Furthermore, individuals covered by Medicaid—a proxy for lower socioeconomic status were 3% more likely to receive a depression diagnosis compared to those with private insurance. While the effect size was modest, the direction of the association is also aligns with prior studies showing that lower-income and socially disadvantaged populations were disproportionately affected by pandemic-related stressors and exhibited higher rates of mental health disorders [
33].
This study has several limitations. First, the database did not record the severity of COVID-19 symptoms, which could potentially influence the association between COVID-19 infection and the incidence of depression and anxiety. However, the primary focus of the study was to examine how COVID-19 infection could be associated with the incidence of depression or anxiety. Second, the dataset captured only medically confirmed cases of COVID-19 i.e., those for which individuals sought clinical care. Asymptomatic cases or individuals who self-managed without formal diagnosis were excluded, potentially leading to underestimation of COVID-19 exposure and attenuation of the observed association. Furthermore, although individuals with documented depression or anxiety diagnoses in 2019 and 2020 were excluded, undiagnosed or subclinical cases may have been missed due to inconsistent or limited mental health screening practices in primary care settings. This potential under-detection could lead to misclassification bias, resulting in an overestimation of incident cases in 2021. We acknowledge this limitation may affect the precision of our findings and highlight the need for cautious interpretation.

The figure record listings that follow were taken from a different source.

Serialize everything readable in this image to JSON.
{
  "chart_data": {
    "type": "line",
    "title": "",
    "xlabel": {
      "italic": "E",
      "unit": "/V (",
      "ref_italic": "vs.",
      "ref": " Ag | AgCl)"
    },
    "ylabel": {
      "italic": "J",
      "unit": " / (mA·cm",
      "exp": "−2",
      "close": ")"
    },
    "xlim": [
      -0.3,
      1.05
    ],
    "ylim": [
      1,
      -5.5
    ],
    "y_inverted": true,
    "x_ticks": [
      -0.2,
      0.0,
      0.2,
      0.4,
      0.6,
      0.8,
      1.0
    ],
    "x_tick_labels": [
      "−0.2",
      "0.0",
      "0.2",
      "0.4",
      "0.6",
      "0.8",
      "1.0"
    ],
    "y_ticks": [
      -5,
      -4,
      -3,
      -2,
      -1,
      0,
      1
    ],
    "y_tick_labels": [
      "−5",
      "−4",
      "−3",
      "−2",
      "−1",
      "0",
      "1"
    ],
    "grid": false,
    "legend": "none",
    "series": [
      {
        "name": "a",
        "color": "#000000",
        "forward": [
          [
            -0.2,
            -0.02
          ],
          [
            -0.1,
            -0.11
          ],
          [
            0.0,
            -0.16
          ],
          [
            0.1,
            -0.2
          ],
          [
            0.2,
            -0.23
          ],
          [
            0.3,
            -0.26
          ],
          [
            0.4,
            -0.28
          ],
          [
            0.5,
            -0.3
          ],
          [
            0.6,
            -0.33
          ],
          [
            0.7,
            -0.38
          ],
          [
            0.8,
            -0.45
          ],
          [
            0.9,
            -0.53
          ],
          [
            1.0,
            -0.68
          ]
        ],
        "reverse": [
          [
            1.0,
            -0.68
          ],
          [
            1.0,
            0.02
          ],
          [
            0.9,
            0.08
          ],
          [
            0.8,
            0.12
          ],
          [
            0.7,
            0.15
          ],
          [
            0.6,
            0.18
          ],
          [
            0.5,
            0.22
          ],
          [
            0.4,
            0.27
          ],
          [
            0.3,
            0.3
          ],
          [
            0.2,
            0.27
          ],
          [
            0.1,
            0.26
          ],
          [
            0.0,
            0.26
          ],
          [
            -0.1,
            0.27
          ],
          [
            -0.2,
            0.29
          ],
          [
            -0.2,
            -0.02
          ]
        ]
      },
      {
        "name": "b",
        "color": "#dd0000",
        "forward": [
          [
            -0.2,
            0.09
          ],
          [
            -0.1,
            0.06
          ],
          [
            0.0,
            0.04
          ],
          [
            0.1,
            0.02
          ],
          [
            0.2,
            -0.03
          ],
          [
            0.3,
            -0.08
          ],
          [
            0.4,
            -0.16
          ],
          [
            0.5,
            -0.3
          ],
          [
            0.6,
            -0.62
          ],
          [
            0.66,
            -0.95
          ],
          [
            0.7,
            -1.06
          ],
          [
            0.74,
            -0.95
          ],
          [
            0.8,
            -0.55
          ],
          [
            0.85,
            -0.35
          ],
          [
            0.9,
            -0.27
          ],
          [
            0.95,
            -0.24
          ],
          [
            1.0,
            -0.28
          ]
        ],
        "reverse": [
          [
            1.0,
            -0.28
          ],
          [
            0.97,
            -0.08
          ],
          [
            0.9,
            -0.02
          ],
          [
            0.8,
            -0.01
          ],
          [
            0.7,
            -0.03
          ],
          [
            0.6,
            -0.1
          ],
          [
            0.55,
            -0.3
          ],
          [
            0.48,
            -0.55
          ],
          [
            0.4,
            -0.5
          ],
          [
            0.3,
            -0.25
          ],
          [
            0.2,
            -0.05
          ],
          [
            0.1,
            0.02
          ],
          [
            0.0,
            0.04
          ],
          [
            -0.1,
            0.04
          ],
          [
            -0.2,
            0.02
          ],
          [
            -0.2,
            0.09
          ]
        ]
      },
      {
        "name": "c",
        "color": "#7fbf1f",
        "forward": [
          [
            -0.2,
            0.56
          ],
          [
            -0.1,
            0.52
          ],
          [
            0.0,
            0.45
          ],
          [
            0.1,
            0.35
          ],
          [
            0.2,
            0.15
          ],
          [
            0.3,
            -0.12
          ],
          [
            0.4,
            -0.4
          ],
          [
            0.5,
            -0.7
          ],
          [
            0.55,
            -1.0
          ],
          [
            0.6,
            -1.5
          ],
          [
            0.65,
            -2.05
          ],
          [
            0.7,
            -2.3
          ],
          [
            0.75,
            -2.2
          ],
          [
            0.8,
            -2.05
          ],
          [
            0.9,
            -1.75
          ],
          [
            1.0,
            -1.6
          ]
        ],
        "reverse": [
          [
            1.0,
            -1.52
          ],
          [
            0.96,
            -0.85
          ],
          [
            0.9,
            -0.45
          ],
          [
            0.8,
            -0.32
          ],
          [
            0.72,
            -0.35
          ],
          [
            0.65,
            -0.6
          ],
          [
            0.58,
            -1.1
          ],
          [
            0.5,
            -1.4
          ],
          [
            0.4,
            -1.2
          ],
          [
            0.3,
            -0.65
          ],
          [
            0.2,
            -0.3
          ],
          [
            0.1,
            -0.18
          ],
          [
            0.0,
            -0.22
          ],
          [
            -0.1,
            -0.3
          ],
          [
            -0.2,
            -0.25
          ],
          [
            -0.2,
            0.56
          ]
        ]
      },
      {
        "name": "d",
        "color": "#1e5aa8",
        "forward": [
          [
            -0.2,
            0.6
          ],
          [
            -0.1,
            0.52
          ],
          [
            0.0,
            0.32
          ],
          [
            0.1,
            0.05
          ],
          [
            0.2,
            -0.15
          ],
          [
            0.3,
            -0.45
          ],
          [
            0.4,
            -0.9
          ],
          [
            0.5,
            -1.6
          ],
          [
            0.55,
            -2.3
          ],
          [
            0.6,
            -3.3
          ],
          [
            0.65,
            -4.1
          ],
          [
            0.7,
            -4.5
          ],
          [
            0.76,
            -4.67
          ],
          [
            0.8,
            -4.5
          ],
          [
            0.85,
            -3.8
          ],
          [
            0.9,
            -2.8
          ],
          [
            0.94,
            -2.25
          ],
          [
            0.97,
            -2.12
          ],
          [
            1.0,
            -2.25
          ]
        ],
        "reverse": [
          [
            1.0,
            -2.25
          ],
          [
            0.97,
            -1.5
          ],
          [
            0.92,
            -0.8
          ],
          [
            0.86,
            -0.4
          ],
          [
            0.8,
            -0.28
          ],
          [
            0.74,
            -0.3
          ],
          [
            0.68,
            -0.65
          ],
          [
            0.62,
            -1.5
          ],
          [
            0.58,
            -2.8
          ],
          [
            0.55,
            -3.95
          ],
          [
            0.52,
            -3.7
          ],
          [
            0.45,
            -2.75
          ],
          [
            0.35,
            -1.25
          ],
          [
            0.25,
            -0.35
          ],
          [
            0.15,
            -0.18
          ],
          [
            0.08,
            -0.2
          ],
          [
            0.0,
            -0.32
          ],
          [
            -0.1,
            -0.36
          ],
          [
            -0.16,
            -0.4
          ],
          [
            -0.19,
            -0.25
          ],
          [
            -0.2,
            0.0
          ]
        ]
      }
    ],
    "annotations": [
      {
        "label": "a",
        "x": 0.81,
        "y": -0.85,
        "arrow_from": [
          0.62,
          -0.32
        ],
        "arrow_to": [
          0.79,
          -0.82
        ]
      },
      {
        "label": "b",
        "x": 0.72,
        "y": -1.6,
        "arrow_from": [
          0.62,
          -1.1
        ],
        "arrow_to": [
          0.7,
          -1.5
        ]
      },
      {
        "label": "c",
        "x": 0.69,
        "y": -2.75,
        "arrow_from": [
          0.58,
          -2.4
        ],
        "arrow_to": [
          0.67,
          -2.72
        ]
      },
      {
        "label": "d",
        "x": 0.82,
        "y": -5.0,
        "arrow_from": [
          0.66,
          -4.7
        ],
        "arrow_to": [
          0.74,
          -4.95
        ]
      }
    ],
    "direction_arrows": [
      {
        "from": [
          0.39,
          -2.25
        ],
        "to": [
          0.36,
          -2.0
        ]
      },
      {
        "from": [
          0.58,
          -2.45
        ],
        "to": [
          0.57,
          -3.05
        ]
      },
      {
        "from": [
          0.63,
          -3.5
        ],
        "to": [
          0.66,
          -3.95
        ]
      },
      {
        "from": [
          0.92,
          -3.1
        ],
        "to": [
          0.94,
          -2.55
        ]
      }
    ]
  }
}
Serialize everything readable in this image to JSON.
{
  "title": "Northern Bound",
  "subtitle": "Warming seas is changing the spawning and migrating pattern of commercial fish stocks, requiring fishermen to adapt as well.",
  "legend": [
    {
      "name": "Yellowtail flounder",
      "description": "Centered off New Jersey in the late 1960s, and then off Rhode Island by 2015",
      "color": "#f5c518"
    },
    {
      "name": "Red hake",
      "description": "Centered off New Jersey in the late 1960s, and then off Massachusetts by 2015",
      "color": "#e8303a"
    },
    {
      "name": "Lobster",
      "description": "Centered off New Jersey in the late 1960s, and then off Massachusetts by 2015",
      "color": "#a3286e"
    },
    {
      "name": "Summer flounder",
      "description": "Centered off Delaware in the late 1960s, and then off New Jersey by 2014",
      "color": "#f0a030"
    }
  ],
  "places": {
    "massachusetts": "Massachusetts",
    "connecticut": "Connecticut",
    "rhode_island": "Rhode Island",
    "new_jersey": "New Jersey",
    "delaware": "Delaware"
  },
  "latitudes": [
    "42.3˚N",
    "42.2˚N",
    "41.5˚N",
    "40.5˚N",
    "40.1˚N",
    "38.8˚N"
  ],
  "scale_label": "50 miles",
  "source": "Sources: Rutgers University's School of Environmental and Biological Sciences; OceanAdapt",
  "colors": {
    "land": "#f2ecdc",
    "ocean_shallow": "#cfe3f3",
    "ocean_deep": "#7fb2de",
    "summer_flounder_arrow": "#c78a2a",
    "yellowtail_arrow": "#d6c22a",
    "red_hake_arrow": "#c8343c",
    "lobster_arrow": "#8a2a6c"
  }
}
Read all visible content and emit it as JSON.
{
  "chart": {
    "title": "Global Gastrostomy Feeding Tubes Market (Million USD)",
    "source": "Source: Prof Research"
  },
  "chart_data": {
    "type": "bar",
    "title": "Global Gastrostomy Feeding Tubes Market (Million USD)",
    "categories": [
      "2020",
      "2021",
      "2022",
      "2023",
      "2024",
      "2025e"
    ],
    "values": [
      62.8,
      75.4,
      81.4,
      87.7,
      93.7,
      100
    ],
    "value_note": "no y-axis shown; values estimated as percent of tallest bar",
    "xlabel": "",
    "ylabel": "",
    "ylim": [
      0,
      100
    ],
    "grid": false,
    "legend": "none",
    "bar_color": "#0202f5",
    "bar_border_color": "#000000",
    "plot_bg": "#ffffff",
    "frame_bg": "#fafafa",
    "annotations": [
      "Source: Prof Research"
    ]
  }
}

Third, the generalizability of the findings is limited. The study population was restricted to adults aged 18 to 64 years, excluding children and elderly individuals who may experience different mental health trajectories following infection. Furthermore, a substantial proportion of individuals in the dataset have missing race and ethnicity information, hindering the ability to fully explore disparities in mental health outcomes across demographic groups. Finally, we did not include data on pharmacologic treatment. Diagnoses were identified using ICD-10 codes, without linked prescription information. Some individuals may have received mental health treatment without a recorded diagnosis, or vice versa, leading to further potential misclassification.
Despite these limitations, our findings have important implications for public health practice. The increased risk of depression and anxiety following COVID-19 infection underscores the need for targeted mental health interventions [
34,
35,
36].
Public awareness campaigns should highlight the potential mental health consequences of COVID-19, normalize help-seeking behavior, and promote available support resources. Additionally, training healthcare professionals to identify and manage psychiatric symptoms among COVID-19 patients particularly in primary care and acute care settings may help close existing gaps in mental health detection and treatment.
Efforts to enhance access to mental health services must be prioritized, especially for vulnerable groups such as women, economically disadvantaged individuals, and those with limited insurance coverage. Policy measures aimed at broadening Medicaid eligibility and improving coverage for mental health services are critical. In sum, addressing the mental health aftermath of the COVID-19 pandemic requires coordinated public health strategies and a deliberate focus on equity in mental health care access and delivery.